On December 5, 2018, the Company effected a 1 share for 2,000 shares reverse stock split which reduced the issued and outstanding shares of common stock from 745,024,353 shares to 372,514 shares. The accompanying financial statements have been retroactively adjusted to reflect this reverse stock split.
During the year ended December 31, 2018, the Company issued 46,063 shares (as adjusted for the December 5, 2018 reverse stock split) of its common stock for the conversion of accrued interest in the amount of $2,982 and conversion of convertible notes of $1,500.

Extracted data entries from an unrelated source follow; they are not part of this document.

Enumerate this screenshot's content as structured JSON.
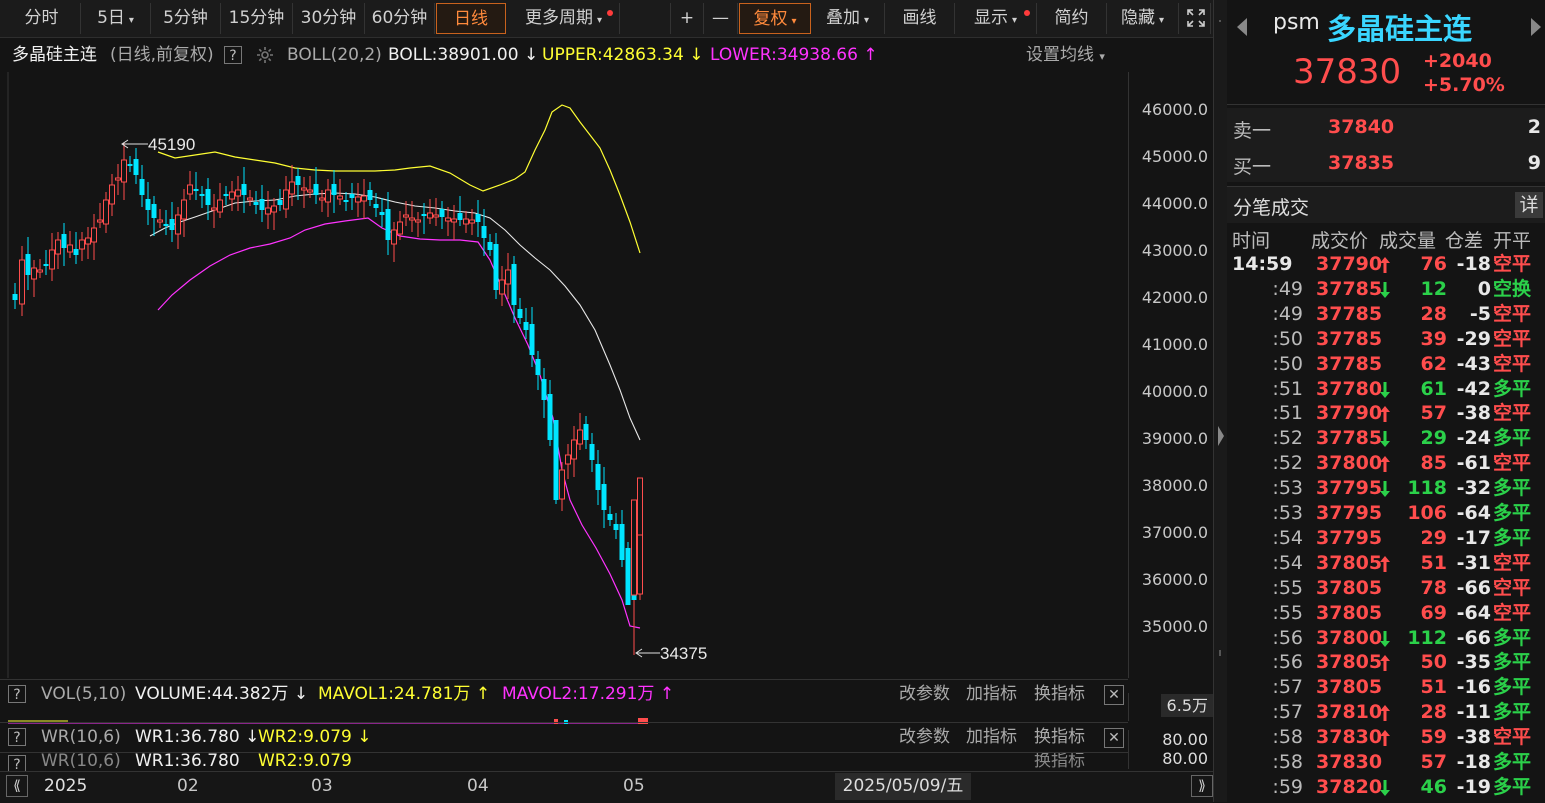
{
  "toolbar": {
    "tabs": [
      {
        "label": "分时"
      },
      {
        "label": "5日",
        "caret": "▾"
      },
      {
        "label": "5分钟"
      },
      {
        "label": "15分钟"
      },
      {
        "label": "30分钟"
      },
      {
        "label": "60分钟"
      },
      {
        "label": "日线",
        "active": true
      },
      {
        "label": "更多周期",
        "caret": "▾",
        "dot": true
      }
    ],
    "tools": [
      {
        "label": "+"
      },
      {
        "label": "—"
      },
      {
        "label": "复权",
        "caret": "▾",
        "active": true
      },
      {
        "label": "叠加",
        "caret": "▾"
      },
      {
        "label": "画线"
      },
      {
        "label": "显示",
        "caret": "▾",
        "dot": true
      },
      {
        "label": "简约"
      },
      {
        "label": "隐藏",
        "caret": "▾"
      }
    ]
  },
  "info": {
    "name": "多晶硅主连",
    "mode": "(日线,前复权)",
    "help": "?",
    "indicator": "BOLL(20,2)",
    "boll": "BOLL:38901.00",
    "boll_arrow": "↓",
    "upper": "UPPER:42863.34",
    "upper_arrow": "↓",
    "lower": "LOWER:34938.66",
    "lower_arrow": "↑",
    "settings": "设置均线",
    "settings_caret": "▾"
  },
  "chart_labels": {
    "high": "45190",
    "low": "34375"
  },
  "y_axis": [
    "46000.0",
    "45000.0",
    "44000.0",
    "43000.0",
    "42000.0",
    "41000.0",
    "40000.0",
    "39000.0",
    "38000.0",
    "37000.0",
    "36000.0",
    "35000.0"
  ],
  "vol_panel": {
    "help": "?",
    "name": "VOL(5,10)",
    "volume": "VOLUME:44.382万",
    "volume_arrow": "↓",
    "mavol1": "MAVOL1:24.781万",
    "mavol1_arrow": "↑",
    "mavol2": "MAVOL2:17.291万",
    "mavol2_arrow": "↑",
    "btn1": "改参数",
    "btn2": "加指标",
    "btn3": "换指标",
    "close": "✕",
    "axis_value": "6.5万"
  },
  "wr_panel": {
    "help": "?",
    "name": "WR(10,6)",
    "wr1": "WR1:36.780",
    "wr1_arrow": "↓",
    "wr2": "WR2:9.079",
    "wr2_arrow": "↓",
    "btn1": "改参数",
    "btn2": "加指标",
    "btn3": "换指标",
    "close": "✕",
    "axis_value": "80.00"
  },
  "wr_panel2": {
    "name": "WR(10,6)",
    "wr1": "WR1:36.780",
    "wr2": "WR2:9.079",
    "btn3": "换指标",
    "axis_value": "80.00"
  },
  "x_axis": {
    "labels": [
      "2025",
      "02",
      "03",
      "04",
      "05"
    ],
    "date": "2025/05/09/五"
  },
  "quote": {
    "code": "psm",
    "name": "多晶硅主连",
    "price": "37830",
    "change": "+2040",
    "change_pct": "+5.70%",
    "ask_label": "卖一",
    "ask_price": "37840",
    "ask_vol": "2",
    "bid_label": "买一",
    "bid_price": "37835",
    "bid_vol": "9"
  },
  "trades": {
    "title": "分笔成交",
    "detail": "详",
    "headers": [
      "时间",
      "成交价",
      "成交量",
      "仓差",
      "开平"
    ],
    "rows": [
      {
        "time": "14:59",
        "price": "37790",
        "dir": "up",
        "vol": "76",
        "diff": "-18",
        "type": "空平",
        "tc": "red"
      },
      {
        "time": ":49",
        "price": "37785",
        "dir": "down",
        "vol": "12",
        "diff": "0",
        "type": "空换",
        "tc": "green"
      },
      {
        "time": ":49",
        "price": "37785",
        "dir": "",
        "vol": "28",
        "diff": "-5",
        "type": "空平",
        "tc": "red"
      },
      {
        "time": ":50",
        "price": "37785",
        "dir": "",
        "vol": "39",
        "diff": "-29",
        "type": "空平",
        "tc": "red"
      },
      {
        "time": ":50",
        "price": "37785",
        "dir": "",
        "vol": "62",
        "diff": "-43",
        "type": "空平",
        "tc": "red"
      },
      {
        "time": ":51",
        "price": "37780",
        "dir": "down",
        "vol": "61",
        "diff": "-42",
        "type": "多平",
        "tc": "green"
      },
      {
        "time": ":51",
        "price": "37790",
        "dir": "up",
        "vol": "57",
        "diff": "-38",
        "type": "空平",
        "tc": "red"
      },
      {
        "time": ":52",
        "price": "37785",
        "dir": "down",
        "vol": "29",
        "diff": "-24",
        "type": "多平",
        "tc": "green"
      },
      {
        "time": ":52",
        "price": "37800",
        "dir": "up",
        "vol": "85",
        "diff": "-61",
        "type": "空平",
        "tc": "red"
      },
      {
        "time": ":53",
        "price": "37795",
        "dir": "down",
        "vol": "118",
        "diff": "-32",
        "type": "多平",
        "tc": "green"
      },
      {
        "time": ":53",
        "price": "37795",
        "dir": "",
        "vol": "106",
        "diff": "-64",
        "type": "多平",
        "tc": "green"
      },
      {
        "time": ":54",
        "price": "37795",
        "dir": "",
        "vol": "29",
        "diff": "-17",
        "type": "多平",
        "tc": "green"
      },
      {
        "time": ":54",
        "price": "37805",
        "dir": "up",
        "vol": "51",
        "diff": "-31",
        "type": "空平",
        "tc": "red"
      },
      {
        "time": ":55",
        "price": "37805",
        "dir": "",
        "vol": "78",
        "diff": "-66",
        "type": "空平",
        "tc": "red"
      },
      {
        "time": ":55",
        "price": "37805",
        "dir": "",
        "vol": "69",
        "diff": "-64",
        "type": "空平",
        "tc": "red"
      },
      {
        "time": ":56",
        "price": "37800",
        "dir": "down",
        "vol": "112",
        "diff": "-66",
        "type": "多平",
        "tc": "green"
      },
      {
        "time": ":56",
        "price": "37805",
        "dir": "up",
        "vol": "50",
        "diff": "-35",
        "type": "多平",
        "tc": "green"
      },
      {
        "time": ":57",
        "price": "37805",
        "dir": "",
        "vol": "51",
        "diff": "-16",
        "type": "多平",
        "tc": "green"
      },
      {
        "time": ":57",
        "price": "37810",
        "dir": "up",
        "vol": "28",
        "diff": "-11",
        "type": "多平",
        "tc": "green"
      },
      {
        "time": ":58",
        "price": "37830",
        "dir": "up",
        "vol": "59",
        "diff": "-38",
        "type": "空平",
        "tc": "red"
      },
      {
        "time": ":58",
        "price": "37830",
        "dir": "",
        "vol": "57",
        "diff": "-18",
        "type": "多平",
        "tc": "green"
      },
      {
        "time": ":59",
        "price": "37820",
        "dir": "down",
        "vol": "46",
        "diff": "-19",
        "type": "多平",
        "tc": "green"
      }
    ]
  },
  "colors": {
    "up": "#ff4d4d",
    "down": "#00e5ff",
    "boll_mid": "#e8e8e8",
    "boll_upper": "#ffff33",
    "boll_lower": "#ff33ff",
    "accent": "#ff8a3c",
    "quote_name": "#3ad6ff"
  },
  "icons": {
    "settings": "gear-icon",
    "fullscreen": "fullscreen-icon",
    "prev": "triangle-left-icon",
    "next": "triangle-right-icon"
  }
}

During the year ended December 31, 2017, the Company issued 70,400 shares (as adjusted for the December 5, 2018 reverse stock split) of its common stock for the conversion of various debt instruments in the amount of $48,107.
During the year ended December 31, 2018, the Company negotiated with related parties for the settlement of accounts payable and other liabilities of the Company. The amount settled of $1,056,995 was recorded as additional paid in capital. No consideration was exchanged for this settlement.
NOTE 10. SETTLEMENT OF DEBT
During the year ended December 31, 2018, the Company negotiated with non-related party creditors for the settlement of accounts payable and other liabilities of the Company. This resulted in a gain on the settlement of debt in the amount of $53,029 as shown on the statement of operations.
NOTE 11. SUBSEQUENT EVENTS
The Company has evaluated subsequent for the period of December 31, 2018 through the date the financial statements were issued and identified the following significant events for disclosure.
In July 2020, the Company entered into a settlement agreement with an investor who had brought a claim against the Company for an alleged breach of contract, and fraudulent inducement to contract. Under the terms of the settlement, the Company issued 2,714,016 common shares, and 100 Series A preferred shares.
In July 2020, Erwin Vahlsing, Jr. was appointed as Chief Financial Officer for the Company.